Pete Carroll has become the NFL’s latest one-and-done head coach.
The Las Vegas Raiders fired Carroll on Monday after the team finished 3–14, tying for the league’s worst record in his lone season at the helm. The move marks yet another reset for a franchise that will now be searching for its fourth full-time head coach since 2022.
“The Las Vegas Raiders have relieved Pete Carroll of his duties as head coach,” the team said in a statement. “We appreciate and wish him and his family all the best. Moving forward, General Manager John Spytek will lead all football operations in close collaboration with Tom Brady, including the search for the club’s next coach.”
Carroll, 74, became the oldest head coach in modern NFL history when he was hired last January to replace Antonio Pierce, who also lasted just one full season. The former Seattle Seahawks coach had spent a year away from coaching following his surprise dismissal at the end of the 2023 season.
After a season-ending win over the Kansas City Chiefs on Sunday, Carroll said he hoped to return and denied speculation about retirement.
“Nobody is talking to me about that,” Carroll said. “I haven’t said a word about that.”
Expectations were raised early when the Raiders acquired quarterback Geno Smith — Carroll’s former signal-caller in Seattle — and selected running back Ashton Jeanty with the No. 6 overall pick. Instead, familiar issues resurfaced. Smith led the NFL with 17 interceptions, and Las Vegas fielded the league’s worst rushing offense on a per-game basis.

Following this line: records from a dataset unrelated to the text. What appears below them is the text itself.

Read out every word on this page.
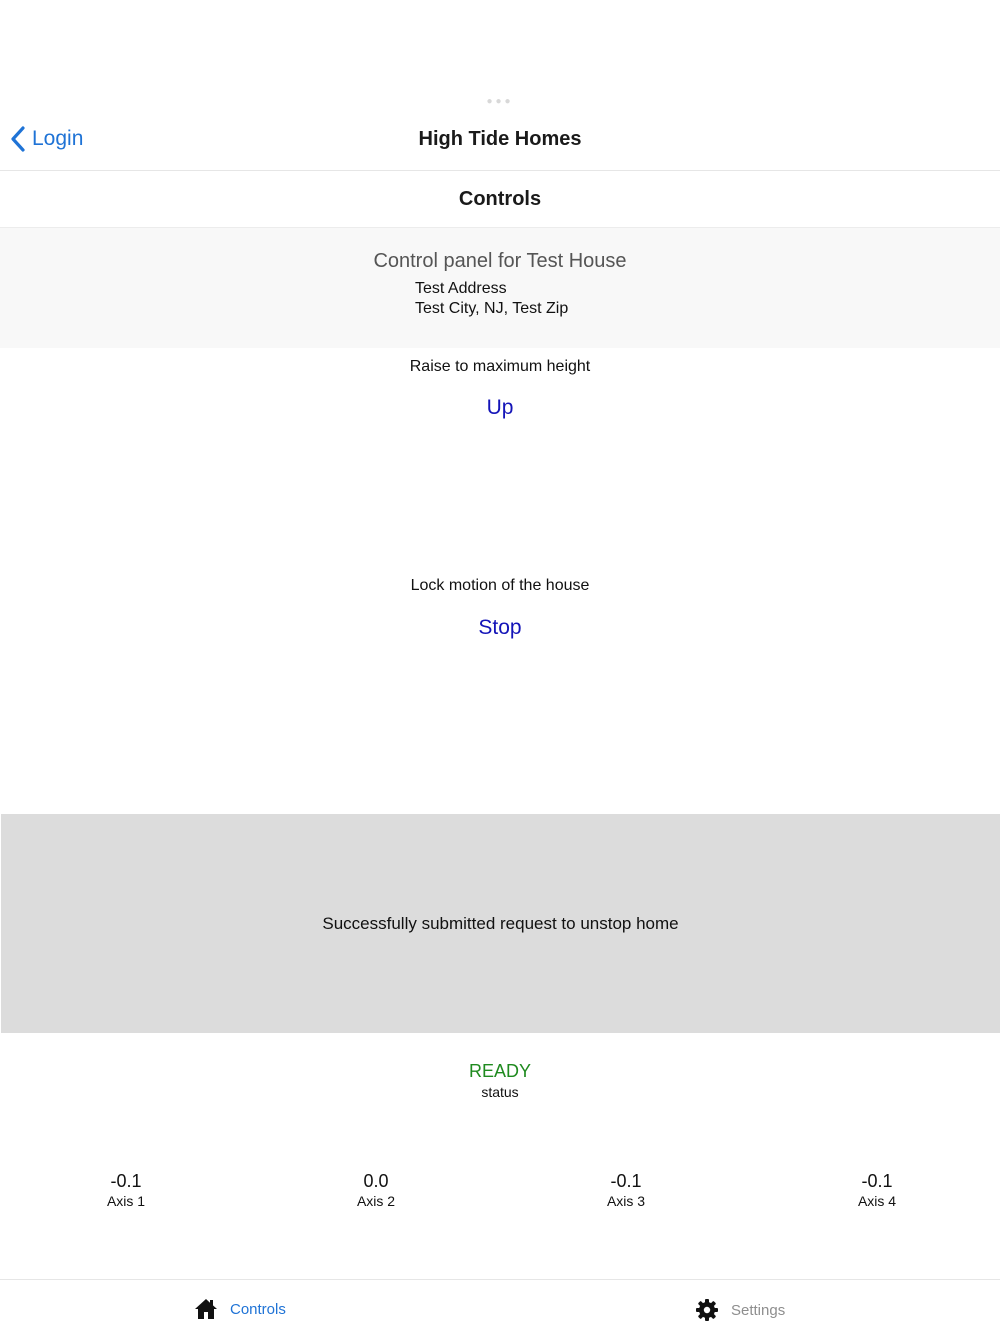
●●●
Login	High Tide Homes
Controls
Control panel for Test House
Test Address
Test City, NJ, Test Zip
Raise to maximum height
Up
Lock motion of the house
Stop
Successfully submitted request to unstop home
READY
status
-0.1
Axis 1
0.0
Axis 2
-0.1
Axis 3
-0.1
Axis 4
Controls	Settings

The Raiders also dismissed offensive coordinator Chip Kelly after 11 weeks, despite reportedly making him the NFL’s highest-paid coordinator. Defensive star Maxx Crosby missed the final two games with a knee injury and reportedly left the facility after learning the team would shut him down for the remainder of the season.
Carroll, who had never won fewer than six games in his previous 18 NFL seasons, admitted during the year that the challenge was greater than he anticipated.
“It blows me away that this is the situation that we’re in,” Carroll said in late December. “But maybe it had to be this hard.”
The Raiders now enter the offseason with significant resources and uncertainty. According to Over The Cap, Las Vegas is projected to have approximately $100.8 million in salary-cap space — third most in the league — along with the No. 1 overall pick in the upcoming NFL draft, positioning the franchise for another major rebuild.